One nice feature of xoc is that it tries to preserve hygiene during
rewriting. I’m curious as to whether it preserves hygiene to the
degree that, say,
syntax-case does; their description of the feature
was a bit terse for me to be able to tell. In particular I’m
interested in how it treats keywords, and where “fresh names” come in
to the picture; the paper speaks simply of the code emitter renaming
variables “when two distinct variables share a name”.
They use a GLR parser for converting concrete syntax to abstract syntax. One of the benefits of this is its ability to deal with ambiguity, which they exploit in a couple of ways, most ingeniously in their approach to type inference (if you like) for syntax pattern variables. I’d like to learn more about how xoc computes the type of a syntax pattern variable; I wonder if a similar system could be ginned up for use with OMeta?

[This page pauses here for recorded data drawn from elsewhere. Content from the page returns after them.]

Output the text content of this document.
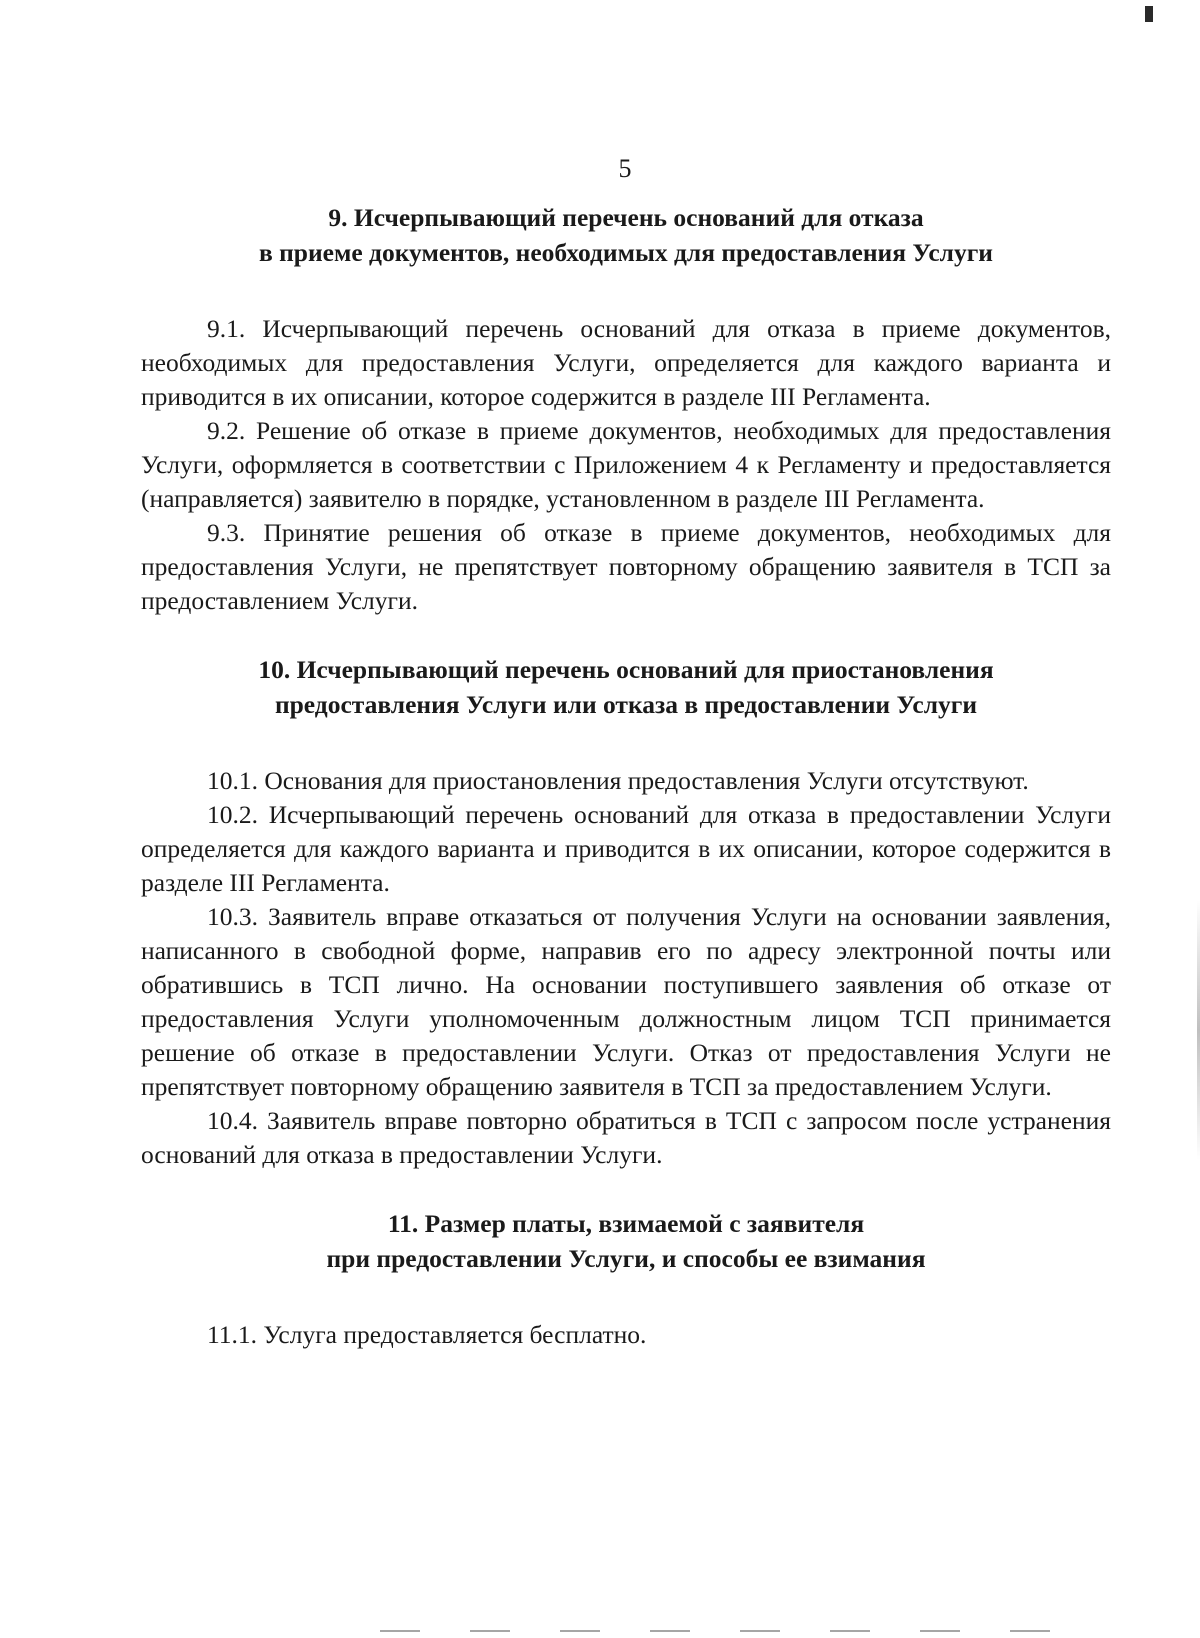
5
9. Исчерпывающий перечень оснований для отказа
в приеме документов, необходимых для предоставления Услуги

9.1. Исчерпывающий перечень оснований для отказа в приеме документов, необходимых для предоставления Услуги, определяется для каждого варианта и приводится в их описании, которое содержится в разделе III Регламента.

9.2. Решение об отказе в приеме документов, необходимых для предоставления Услуги, оформляется в соответствии с Приложением 4 к Регламенту и предоставляется (направляется) заявителю в порядке, установленном в разделе III Регламента.

9.3. Принятие решения об отказе в приеме документов, необходимых для предоставления Услуги, не препятствует повторному обращению заявителя в ТСП за предоставлением Услуги.

10. Исчерпывающий перечень оснований для приостановления
предоставления Услуги или отказа в предоставлении Услуги

10.1. Основания для приостановления предоставления Услуги отсутствуют.

10.2. Исчерпывающий перечень оснований для отказа в предоставлении Услуги определяется для каждого варианта и приводится в их описании, которое содержится в разделе III Регламента.

10.3. Заявитель вправе отказаться от получения Услуги на основании заявления, написанного в свободной форме, направив его по адресу электронной почты или обратившись в ТСП лично. На основании поступившего заявления об отказе от предоставления Услуги уполномоченным должностным лицом ТСП принимается решение об отказе в предоставлении Услуги. Отказ от предоставления Услуги не препятствует повторному обращению заявителя в ТСП за предоставлением Услуги.

10.4. Заявитель вправе повторно обратиться в ТСП с запросом после устранения оснований для отказа в предоставлении Услуги.

11. Размер платы, взимаемой с заявителя
при предоставлении Услуги, и способы ее взимания

11.1. Услуга предоставляется бесплатно.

The laziness of most of xoc’s attribute computations is rather nifty. Code generated relatively late in a compilation, when earlier passes are complete for the rest of the code, can have necessary information filled in lazily on demand, running just those parts of the previous analyses that are required.
I’d like to see some of the pattern-matching and reconstruction features of xoc employed in the context of general purpose computing. It seems to me that using a GLR parser the way they do could effectively provide concrete domain-specific syntax for algebraic data types, not just abstract syntax trees. (The question arises: when is an AST an ADT? Always?) Being able to cons up syntax for new types as easily as Haskell and ML cons up the types themselves seems like a win it’s worth experimenting with. OMeta goes a step in this direction; I hope to explore it myself sometime soon.